RT: Besides food, my other love is cycling so most of the year you’ll find me on two wheels along the bike path, at the nation’s oldest operating Velodrome or reflecting at Southport Beach. But if I had to pick a favorite place, It’s deep in the trails in Sam Peorio Park, where the rails cross the Pike River. It’s the crossroads between Kenosha’s natural beauty and it’s industrial past, as well as a great place to contemplate its future. 

Kenosha.com: What have you learned about Kenosha residents?

RT: They’re the best people on earth. We’re a city of 100,000 that feels like a small community because we make it a point to know our neighbors, be grateful, and work together. I’ve always known this to be true, but in the days following recent destruction I was reminded in the best way that no matter what divides us, we all truly care for one another and our city. I tell the world about our community, over one hundred thousand people that will say “Of course, what can I do?” if you ask them for help. It’s my inspiration every day.

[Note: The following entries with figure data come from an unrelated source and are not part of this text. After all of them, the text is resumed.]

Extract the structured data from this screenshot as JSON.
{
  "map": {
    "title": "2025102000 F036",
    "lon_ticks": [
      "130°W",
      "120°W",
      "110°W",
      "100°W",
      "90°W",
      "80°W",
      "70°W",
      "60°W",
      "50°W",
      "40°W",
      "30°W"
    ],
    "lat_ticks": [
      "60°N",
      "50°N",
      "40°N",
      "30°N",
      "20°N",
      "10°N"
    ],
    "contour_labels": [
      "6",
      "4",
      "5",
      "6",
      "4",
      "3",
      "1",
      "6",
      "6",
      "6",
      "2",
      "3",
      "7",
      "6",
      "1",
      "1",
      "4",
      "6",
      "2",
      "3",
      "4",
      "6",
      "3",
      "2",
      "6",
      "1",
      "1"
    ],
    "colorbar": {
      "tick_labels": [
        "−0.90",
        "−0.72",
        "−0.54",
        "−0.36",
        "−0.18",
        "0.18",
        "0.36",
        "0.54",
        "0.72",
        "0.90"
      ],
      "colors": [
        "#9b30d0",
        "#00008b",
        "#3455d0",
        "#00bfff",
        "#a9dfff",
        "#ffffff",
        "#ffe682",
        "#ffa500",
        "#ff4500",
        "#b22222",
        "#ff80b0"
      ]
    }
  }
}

Kenosha.com: You have been actively involved in many different local organizations and were able to represent Kenosha in a roundtable discussion during President Trump’s visit in September. How was that experience?

RT: Well, one thing is for sure, I never thought I would be representing our Kenosha directly to the President of the United States. I think that was the result of quickly realizing that the world’s eyes were on us, and it would be too easy for major networks to miss who we are, while reporting what happened here. I knew someone had to chase these people down and make them see us for who we are, and frankly, there wasn’t time to figure out who it should really be, so I just started making calls and doing interviews. I refused to be led into negativity and did my best to focus attention on the incredible people who live here and turned disaster into art. Our city is so much more than a news story, and I wanted the world to know it.

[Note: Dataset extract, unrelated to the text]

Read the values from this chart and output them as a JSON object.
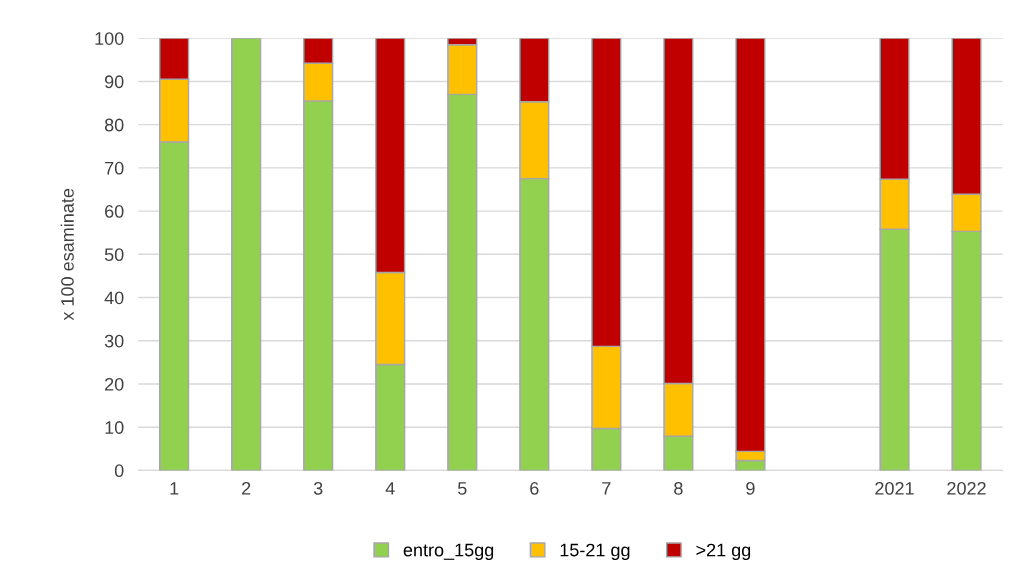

Kenosha.com: Your last name is tricky to spell and it’s even harder to pronounce. We now know it’s pronounced Talia-Pee-AYE-Tra. What are some of the craziest attempts you’ve heard?

RT: I have zero expectations for anyone to get it right. I try my best to make it less intimidating with a little Italian lesson. The “g” is pronounced just like it would be in “lasagna” and it’s easier to remember if you break it down. In Italian, taglia means cut and pietra means stone. It’s much simpler when translated. It’s hard to pin down the very best mispronunciation, but I think President Trump’s attempt on live national television has to be the most notable. It came out as something resembling “tilapia truck.” Honestly, it’s easier to just call me Riki, or you could make my life by officially referring to me as Mr. T. I’ll keep the gold chains to a minimum.

Riki with his former team at Grease & Honey Restaurants
Riki is an annual participant in the Great Cycle Challenge benefiting children’s cancer research.